The hate crime reporting network Stop AAPI Hate has tracked nearly 3,800 reports of “hate incidents” since last March, the group said in a Tuesday press release. Around two-thirds of the incidents reported were verbal assaults, but more than 11 percent were physical assaults. The group tracked 32 hate incidents in Georgia between March and October, according to a report released in December.
The Atlanta metro area is home to the seventh-largest population of Korean-Americans in the country as of 2015, according to the Pew Research Center.
“We are shaken by the violence in our city that has left 8 people dead, including members of the Asian American community,” the Atlanta chapter of Asian Americans Advancing Justice, a civil rights group, said in a statement. “We are gathering info about what happened & the needs of directly impacted are. Now is the time to hold the victims & their families in our hearts & with light.”
“We’re horrified by the news coming out of GA at a time when we’re already seeing a spike in anti-Asian violence,” the Congressional Asian Pacific American Caucus wrote on Twitter. “Our hearts go out to the victims & their families. #StopAsianHate”
Georgia officials condemned the shootings Tuesday. “My heart is broken tonight after the tragic violence in Atlanta that took eight lives,” Sen. Rev. Raphael Warnock tweeted. “Once again we see that hate is deadly.”
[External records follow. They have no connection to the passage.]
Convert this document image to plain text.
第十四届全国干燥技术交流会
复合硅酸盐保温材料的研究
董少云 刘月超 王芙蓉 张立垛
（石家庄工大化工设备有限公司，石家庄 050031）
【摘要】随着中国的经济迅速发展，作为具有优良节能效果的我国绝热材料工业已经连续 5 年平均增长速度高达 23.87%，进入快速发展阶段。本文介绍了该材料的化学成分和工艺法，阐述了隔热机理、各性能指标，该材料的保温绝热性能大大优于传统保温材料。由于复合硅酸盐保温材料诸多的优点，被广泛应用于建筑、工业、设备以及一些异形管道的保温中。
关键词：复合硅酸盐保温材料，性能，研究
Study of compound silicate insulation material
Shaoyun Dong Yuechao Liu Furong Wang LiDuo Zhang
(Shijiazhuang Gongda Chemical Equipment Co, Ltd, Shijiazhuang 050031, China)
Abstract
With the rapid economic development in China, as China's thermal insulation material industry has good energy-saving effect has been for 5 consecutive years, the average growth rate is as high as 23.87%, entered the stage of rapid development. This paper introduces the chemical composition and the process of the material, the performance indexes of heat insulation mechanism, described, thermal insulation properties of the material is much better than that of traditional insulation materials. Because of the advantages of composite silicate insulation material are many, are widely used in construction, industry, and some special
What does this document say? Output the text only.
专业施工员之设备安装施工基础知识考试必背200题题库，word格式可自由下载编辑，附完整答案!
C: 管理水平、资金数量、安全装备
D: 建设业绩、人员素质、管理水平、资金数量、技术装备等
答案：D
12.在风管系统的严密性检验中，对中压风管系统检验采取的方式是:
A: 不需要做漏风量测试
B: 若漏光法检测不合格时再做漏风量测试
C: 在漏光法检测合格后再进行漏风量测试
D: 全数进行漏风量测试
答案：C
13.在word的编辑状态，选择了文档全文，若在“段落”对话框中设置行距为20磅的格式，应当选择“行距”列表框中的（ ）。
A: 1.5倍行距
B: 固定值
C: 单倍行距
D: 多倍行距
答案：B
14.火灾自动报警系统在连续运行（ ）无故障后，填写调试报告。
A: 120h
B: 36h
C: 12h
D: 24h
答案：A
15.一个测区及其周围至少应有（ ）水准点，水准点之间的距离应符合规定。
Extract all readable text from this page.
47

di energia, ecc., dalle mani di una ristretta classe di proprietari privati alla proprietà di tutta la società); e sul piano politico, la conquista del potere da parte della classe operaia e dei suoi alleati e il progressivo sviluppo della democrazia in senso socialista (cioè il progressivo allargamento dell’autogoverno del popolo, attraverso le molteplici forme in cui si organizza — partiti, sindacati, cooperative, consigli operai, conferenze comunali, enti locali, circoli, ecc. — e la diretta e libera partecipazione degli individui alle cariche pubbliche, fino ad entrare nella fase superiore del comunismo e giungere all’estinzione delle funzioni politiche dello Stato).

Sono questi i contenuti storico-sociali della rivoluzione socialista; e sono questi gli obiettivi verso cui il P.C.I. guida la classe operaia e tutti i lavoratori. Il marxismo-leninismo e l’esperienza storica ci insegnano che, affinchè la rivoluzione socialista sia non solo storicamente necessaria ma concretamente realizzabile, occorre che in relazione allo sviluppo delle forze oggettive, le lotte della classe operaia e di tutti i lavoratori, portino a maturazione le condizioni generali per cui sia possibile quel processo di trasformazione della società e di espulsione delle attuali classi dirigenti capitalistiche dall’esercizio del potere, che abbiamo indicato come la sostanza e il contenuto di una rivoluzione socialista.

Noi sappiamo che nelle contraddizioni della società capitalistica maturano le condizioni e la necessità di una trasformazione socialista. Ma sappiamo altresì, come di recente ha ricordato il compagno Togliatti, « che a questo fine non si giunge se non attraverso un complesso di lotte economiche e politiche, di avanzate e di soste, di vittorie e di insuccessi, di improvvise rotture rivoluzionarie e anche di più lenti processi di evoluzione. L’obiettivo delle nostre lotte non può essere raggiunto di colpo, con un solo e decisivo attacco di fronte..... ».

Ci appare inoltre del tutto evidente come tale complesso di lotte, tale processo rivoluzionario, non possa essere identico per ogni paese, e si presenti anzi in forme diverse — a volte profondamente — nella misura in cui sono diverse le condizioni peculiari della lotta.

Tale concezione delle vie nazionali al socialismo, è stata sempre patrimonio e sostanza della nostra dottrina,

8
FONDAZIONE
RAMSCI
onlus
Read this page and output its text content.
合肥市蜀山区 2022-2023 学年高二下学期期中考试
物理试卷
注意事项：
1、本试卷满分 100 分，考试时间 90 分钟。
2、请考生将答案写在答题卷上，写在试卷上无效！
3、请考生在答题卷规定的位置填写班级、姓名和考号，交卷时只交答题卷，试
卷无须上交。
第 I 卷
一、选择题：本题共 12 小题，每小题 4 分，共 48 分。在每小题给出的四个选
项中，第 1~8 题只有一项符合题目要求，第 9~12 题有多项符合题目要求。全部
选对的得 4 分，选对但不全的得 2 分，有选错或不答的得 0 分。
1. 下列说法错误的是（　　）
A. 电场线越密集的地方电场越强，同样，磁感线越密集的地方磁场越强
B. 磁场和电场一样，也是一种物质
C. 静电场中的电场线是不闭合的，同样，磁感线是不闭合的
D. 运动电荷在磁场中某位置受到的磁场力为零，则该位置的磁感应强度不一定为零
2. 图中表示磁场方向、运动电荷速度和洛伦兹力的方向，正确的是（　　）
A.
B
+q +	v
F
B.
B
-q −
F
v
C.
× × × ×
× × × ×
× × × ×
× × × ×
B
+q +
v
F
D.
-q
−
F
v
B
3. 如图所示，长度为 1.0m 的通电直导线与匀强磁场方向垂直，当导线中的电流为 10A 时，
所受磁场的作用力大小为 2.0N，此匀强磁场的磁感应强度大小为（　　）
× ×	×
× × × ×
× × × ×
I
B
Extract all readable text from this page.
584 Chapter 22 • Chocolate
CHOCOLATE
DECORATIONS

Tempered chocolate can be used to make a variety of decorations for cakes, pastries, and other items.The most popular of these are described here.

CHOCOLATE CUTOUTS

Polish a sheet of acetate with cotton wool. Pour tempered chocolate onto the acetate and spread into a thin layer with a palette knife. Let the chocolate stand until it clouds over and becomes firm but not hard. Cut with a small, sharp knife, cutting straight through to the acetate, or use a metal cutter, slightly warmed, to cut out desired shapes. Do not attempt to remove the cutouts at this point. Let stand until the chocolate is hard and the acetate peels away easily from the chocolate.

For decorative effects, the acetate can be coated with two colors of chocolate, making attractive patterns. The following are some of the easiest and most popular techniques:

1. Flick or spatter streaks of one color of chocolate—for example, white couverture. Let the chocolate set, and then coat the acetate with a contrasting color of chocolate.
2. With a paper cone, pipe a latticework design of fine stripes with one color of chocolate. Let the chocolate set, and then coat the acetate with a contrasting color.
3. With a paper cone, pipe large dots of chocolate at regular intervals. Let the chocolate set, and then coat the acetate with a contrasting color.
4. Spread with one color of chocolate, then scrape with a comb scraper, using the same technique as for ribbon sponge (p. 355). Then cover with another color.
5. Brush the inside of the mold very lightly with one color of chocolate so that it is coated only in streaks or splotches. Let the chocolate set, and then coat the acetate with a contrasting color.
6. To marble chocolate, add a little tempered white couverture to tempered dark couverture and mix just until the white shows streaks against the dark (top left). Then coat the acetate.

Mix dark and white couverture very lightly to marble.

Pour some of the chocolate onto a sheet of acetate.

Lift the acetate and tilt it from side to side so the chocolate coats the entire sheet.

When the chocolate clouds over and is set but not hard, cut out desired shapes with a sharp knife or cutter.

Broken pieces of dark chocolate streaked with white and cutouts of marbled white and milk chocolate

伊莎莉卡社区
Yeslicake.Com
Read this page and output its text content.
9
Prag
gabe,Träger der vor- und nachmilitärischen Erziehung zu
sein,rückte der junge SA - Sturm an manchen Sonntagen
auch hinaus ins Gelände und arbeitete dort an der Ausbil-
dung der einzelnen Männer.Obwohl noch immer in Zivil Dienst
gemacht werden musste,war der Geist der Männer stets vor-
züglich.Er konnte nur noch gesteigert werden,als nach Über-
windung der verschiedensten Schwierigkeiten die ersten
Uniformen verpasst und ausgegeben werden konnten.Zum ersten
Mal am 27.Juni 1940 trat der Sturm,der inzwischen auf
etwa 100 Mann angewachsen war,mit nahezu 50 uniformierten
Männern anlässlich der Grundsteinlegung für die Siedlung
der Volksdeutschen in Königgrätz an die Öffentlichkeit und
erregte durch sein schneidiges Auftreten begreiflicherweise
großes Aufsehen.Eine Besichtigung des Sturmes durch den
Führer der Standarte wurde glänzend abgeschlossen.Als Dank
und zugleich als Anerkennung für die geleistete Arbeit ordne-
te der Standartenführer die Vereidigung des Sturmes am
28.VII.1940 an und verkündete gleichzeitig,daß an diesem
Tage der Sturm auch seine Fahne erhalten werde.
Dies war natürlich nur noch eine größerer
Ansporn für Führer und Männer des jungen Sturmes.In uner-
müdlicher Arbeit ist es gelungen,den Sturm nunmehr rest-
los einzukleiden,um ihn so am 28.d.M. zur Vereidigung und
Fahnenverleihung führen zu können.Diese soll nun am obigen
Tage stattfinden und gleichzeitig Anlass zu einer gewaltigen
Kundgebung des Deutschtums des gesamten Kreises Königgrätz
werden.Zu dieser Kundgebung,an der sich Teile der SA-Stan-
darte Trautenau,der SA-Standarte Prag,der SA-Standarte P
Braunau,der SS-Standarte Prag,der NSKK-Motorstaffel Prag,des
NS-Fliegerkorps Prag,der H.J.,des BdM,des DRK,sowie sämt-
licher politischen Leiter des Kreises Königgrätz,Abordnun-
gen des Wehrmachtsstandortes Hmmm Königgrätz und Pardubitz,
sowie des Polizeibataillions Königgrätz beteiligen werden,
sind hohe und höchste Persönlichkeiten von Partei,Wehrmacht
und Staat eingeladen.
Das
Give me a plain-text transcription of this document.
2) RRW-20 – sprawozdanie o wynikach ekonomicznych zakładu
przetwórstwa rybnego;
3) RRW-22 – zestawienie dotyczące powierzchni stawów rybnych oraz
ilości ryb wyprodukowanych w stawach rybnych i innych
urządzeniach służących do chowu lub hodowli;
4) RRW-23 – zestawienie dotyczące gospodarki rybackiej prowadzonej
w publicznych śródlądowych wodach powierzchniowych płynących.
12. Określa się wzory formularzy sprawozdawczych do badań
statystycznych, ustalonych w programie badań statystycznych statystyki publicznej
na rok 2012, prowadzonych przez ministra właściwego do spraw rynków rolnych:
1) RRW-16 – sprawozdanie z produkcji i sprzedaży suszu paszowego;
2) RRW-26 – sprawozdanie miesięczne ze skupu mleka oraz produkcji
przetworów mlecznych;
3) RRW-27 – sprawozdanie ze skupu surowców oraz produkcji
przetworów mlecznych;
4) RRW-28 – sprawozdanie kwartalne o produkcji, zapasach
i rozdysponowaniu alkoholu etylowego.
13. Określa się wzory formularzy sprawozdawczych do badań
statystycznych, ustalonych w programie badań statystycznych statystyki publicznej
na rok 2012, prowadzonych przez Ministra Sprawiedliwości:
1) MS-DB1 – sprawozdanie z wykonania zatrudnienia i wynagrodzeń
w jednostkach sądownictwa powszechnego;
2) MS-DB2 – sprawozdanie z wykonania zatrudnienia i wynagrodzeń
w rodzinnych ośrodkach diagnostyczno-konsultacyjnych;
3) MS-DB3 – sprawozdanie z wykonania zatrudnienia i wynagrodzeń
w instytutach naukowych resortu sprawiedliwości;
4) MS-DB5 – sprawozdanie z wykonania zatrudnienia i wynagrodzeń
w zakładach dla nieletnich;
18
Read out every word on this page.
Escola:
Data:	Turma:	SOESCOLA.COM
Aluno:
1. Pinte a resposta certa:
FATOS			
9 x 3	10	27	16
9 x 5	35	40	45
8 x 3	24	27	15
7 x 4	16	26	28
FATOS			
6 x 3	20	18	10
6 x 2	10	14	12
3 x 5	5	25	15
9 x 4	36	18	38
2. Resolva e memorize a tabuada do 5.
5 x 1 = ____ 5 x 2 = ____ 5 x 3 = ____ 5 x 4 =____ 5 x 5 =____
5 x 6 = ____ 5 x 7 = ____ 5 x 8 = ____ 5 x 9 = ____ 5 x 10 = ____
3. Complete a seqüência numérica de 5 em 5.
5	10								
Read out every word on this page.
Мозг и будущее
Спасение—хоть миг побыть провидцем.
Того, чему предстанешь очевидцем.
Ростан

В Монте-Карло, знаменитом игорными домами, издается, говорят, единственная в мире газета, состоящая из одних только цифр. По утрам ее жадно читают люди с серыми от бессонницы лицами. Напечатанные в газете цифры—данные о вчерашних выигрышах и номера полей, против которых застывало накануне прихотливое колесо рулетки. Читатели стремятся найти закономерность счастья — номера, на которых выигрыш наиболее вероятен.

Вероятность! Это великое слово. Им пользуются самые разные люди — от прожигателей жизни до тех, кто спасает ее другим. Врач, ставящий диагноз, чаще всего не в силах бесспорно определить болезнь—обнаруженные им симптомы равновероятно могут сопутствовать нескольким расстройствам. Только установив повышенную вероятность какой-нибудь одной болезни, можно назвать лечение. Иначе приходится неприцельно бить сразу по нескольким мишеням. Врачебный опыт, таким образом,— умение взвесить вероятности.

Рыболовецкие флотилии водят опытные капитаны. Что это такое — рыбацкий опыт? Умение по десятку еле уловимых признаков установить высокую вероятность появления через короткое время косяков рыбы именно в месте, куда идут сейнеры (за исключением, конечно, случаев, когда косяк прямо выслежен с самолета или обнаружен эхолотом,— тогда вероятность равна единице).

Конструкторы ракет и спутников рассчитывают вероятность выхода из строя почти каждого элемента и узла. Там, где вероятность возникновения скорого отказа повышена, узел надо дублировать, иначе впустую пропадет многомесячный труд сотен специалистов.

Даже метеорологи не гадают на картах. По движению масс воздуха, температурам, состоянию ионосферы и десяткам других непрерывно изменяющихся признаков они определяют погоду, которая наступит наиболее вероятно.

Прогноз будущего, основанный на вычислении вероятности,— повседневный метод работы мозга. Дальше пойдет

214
“Our entire family is praying for the victims of these horrific acts of violence,” Gov. Brian Kemp said in a Tuesday tweet.
President Joe Biden’s press secretary, Jen Psaki, said on Wednesday morning that the president was aware of the shootings in Georgia, and that the White House was in touch with Atlanta officials and the FBI.
Other cities said they would increase police activity in response to the attack, to help stop potential hate crimes against Asian-Americans. Seattle Mayor Jenny Durkan and Chief of Police Adrian Diaz said in a joint statement that the city is “taking additional steps to protect our Asian American neighbors,” including “additional presence by police patrols,” while the New York Police Department’s Counterterrorism Bureau tweeted Wednesday that it “will be deploying assets to our great Asian communities across the city out of an abundance of caution.”